Na prova para Defensor Público do Estado de Sergipe (FCC - 2022), foi apresentado o texto a seguir: “Irene
conviveu em união estável com Hugo, empresário, que durante o relacionamento transferiu para a sua empresa
todos os bens que adquiriu, inclusive o único imóvel residencial que adquirira onerosamente durante o
relacionamento e que serviu para a moradia do casal até a data do óbito de Hugo. Irene não possuía nenhuma
participação societária na empresa do falecido.” Diante do exposto, foi considerada CORRETA a assertiva que
disse que Irene: “tem legitimidade para requerer a desconsideração inversa da personalidade jurídica para que
a partilha dos bens possa recair sobre os bens adquiridos onerosamente durante a união estável e que foram
desviados para a pessoa jurídica, inclusive para viabilizar o direito real de habitação da companheira
sobrevivente.”
Na prova para Defensor Público do Estado de Mato Grosso do Sul (FGV - 2022), foi apresentado o texto que
segue: “A empresa XYWZ, com sede no Estado do Amapá, há alguns anos enfrentava dificuldades financeiras e
passou a não realizar o pagamento de dívidas que já acumulavam um passivo maior do que o seu ativo.

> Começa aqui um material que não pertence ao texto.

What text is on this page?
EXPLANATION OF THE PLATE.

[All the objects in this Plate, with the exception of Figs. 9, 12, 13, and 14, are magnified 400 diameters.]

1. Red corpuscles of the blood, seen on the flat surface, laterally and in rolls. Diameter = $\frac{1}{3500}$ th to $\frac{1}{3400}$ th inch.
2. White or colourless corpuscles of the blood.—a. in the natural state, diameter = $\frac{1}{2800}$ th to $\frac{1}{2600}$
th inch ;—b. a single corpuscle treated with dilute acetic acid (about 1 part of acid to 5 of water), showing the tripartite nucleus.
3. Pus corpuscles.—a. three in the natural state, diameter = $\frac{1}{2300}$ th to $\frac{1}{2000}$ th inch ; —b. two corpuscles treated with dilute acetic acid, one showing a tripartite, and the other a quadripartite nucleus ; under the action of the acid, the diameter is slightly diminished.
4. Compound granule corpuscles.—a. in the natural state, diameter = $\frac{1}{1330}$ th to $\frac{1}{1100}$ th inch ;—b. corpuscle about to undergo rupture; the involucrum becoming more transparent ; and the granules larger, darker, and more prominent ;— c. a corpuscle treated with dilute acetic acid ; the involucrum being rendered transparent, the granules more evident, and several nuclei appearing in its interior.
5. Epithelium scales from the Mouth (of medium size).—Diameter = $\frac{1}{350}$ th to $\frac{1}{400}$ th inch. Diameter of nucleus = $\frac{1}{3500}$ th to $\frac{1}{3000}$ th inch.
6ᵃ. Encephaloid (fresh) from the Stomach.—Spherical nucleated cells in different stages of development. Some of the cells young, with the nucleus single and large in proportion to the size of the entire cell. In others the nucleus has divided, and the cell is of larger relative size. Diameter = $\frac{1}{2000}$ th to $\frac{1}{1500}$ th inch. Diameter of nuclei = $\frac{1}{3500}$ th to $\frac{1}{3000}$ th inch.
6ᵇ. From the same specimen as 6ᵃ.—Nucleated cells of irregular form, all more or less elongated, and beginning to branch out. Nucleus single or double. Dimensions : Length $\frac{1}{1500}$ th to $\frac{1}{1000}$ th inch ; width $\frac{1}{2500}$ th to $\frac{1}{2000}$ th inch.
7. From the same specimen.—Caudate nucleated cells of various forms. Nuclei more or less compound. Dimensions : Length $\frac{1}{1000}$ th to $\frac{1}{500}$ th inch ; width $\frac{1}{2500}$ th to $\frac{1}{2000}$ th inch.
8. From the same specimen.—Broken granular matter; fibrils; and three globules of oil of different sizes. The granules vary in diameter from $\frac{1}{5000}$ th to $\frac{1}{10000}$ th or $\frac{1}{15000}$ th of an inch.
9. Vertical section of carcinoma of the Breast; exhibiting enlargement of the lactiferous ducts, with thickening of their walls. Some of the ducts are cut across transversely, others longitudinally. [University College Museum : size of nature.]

Com a
pandemia, a situação se agravou ainda mais e a empresa encerrou suas atividades às pressas, sem comunicar
aos órgãos competentes. Diante da inadimplência da empresa, seus credores, incluindo o fisco, entraram em
juízo e solicitaram a desconsideração da personalidade jurídica.” Diante do texto, considerando a jurisprudência
do STJ, foi considerada CORRETA a alternativa que trouxe que o Magistrado deve considerar que: “presume-se
dissolvida irregularmente a empresa que deixar de funcionar no seu domicílio fiscal, sem comunicação aos
órgãos competentes.”
Na prova para Promotor de Justiça do Estado de Santa Catarina (CESPE - 2021), foi questionado em prova de
certo/errado: “A caracterização de desvio de finalidade ou de confusão patrimonial em uma associação enseja a
desconsideração da sua personalidade jurídica.” Essa afirmativa foi tida como CORRETA.